Faszi­niert verfolgt man denn Lebens­läufen der drei alten Herren, erhält Einblick in die Seelend­land­schaft von Menschen, die den Mut fanden, sich über herr­schende Normen hinweg­zu­setzen, um ihren eigenen Weg zu gehen. »Hätte ich aus ängst­li­chem Kleinmut meine Täto­wier­lust unter­drückt, so wäre ich zeit­le­bens unglück­lich gewesen.

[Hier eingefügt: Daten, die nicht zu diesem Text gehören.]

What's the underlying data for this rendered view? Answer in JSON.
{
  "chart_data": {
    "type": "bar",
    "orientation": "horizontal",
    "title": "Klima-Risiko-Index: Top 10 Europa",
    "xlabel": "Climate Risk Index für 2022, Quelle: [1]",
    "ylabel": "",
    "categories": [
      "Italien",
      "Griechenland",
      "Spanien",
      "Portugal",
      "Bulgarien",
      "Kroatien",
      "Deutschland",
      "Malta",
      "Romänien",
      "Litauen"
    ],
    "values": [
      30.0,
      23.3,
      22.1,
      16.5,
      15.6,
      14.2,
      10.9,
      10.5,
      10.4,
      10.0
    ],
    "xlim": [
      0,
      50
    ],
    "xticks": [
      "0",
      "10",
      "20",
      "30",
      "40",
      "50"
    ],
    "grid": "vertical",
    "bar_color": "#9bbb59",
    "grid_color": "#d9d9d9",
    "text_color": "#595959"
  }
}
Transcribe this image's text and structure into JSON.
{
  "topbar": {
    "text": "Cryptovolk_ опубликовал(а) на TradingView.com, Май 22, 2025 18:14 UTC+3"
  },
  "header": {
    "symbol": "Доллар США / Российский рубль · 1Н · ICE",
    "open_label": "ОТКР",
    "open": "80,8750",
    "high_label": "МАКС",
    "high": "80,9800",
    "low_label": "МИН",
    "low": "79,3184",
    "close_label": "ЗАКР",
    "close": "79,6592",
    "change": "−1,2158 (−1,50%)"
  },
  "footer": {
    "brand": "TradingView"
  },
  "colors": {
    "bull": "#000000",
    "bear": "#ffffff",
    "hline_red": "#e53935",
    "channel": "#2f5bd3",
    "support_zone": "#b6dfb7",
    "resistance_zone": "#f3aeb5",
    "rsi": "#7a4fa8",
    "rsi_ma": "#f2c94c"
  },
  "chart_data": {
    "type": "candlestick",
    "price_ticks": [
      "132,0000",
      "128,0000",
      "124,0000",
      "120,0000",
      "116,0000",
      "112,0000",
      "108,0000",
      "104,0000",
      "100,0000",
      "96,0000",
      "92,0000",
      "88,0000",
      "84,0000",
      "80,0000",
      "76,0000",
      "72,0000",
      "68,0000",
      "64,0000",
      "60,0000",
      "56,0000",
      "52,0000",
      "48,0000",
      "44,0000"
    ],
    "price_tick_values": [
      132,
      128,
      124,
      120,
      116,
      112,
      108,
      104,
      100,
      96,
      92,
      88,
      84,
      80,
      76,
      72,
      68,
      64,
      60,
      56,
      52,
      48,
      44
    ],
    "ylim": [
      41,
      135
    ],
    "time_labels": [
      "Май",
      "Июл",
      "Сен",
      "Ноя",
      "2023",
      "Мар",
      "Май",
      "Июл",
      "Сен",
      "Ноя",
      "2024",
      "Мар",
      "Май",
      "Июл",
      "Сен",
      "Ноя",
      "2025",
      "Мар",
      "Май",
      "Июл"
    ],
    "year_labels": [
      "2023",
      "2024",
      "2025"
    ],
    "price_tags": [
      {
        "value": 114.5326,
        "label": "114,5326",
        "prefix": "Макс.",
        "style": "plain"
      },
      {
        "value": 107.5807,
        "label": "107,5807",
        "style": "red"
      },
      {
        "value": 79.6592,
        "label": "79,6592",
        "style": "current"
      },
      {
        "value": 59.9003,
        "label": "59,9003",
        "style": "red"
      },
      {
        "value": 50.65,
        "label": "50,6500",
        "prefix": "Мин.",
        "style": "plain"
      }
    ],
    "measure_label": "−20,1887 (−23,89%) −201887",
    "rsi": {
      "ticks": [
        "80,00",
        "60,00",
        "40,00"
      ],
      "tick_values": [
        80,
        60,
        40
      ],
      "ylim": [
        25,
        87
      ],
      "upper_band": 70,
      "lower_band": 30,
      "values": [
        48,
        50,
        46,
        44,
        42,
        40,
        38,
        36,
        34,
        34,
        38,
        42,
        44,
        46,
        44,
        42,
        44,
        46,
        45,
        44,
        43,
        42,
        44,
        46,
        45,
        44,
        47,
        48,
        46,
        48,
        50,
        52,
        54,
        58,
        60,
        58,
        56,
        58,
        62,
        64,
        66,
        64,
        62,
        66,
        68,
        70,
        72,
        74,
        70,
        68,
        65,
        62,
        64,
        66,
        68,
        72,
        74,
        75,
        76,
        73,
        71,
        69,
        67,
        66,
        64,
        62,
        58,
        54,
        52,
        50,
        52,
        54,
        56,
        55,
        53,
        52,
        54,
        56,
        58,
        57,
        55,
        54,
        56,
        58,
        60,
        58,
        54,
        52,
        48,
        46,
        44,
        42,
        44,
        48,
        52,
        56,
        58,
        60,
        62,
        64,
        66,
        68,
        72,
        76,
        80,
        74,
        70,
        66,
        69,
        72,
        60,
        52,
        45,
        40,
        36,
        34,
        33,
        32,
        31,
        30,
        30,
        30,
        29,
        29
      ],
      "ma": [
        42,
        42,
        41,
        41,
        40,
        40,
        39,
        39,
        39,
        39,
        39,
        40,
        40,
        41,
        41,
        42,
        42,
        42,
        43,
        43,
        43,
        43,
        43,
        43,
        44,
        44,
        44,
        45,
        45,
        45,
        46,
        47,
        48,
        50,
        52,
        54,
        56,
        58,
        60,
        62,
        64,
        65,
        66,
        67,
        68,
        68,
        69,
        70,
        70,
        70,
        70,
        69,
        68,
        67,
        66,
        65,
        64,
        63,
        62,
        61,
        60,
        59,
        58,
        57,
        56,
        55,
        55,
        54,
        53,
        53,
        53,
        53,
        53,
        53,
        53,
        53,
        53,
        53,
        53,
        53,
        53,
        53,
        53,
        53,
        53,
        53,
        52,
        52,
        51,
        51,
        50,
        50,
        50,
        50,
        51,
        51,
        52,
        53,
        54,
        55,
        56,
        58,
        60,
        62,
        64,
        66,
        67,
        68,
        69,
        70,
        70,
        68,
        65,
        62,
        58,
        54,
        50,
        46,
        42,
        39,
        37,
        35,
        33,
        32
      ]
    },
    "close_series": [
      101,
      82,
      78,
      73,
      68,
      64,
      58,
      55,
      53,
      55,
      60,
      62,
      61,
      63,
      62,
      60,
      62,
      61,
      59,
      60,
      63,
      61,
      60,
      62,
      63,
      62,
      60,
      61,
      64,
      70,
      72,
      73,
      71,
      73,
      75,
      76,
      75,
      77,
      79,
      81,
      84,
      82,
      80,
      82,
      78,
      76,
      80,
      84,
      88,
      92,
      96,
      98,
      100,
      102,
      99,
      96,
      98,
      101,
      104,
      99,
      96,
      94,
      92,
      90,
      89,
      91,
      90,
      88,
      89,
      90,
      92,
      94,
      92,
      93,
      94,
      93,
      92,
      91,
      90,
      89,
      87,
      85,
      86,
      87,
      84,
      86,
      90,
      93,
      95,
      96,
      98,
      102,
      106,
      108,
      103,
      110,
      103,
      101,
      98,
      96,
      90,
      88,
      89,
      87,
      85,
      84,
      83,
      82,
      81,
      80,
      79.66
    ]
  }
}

Seit ich tätowiert bin, ist mein Leben schön und sinnvoll«, sagt Hermann, der nun in den Schweizer Alpen lebt. Und man fragt sich unwill­kür­lich, welche persön­li­chen Träume man selbst verraten haben mag, um nicht schmerz­haft anzuecken.

Am Schluss des Films sitzen die zerstrit­tenen Freunde recht einträchtig auf einer Bank an den Landungs­brü­cken. Hoffmann, der rüstigste der drei, wird nach einigem herum­la­vieren von Karlmann listig in die Mitte platziert: »Links einer mit Stock und rechts einer mit Stock«, wie er fröhlich begründet. Viel­leicht ein neuer Anfang für die drei, zumindest ein versöhn­li­ches Ende.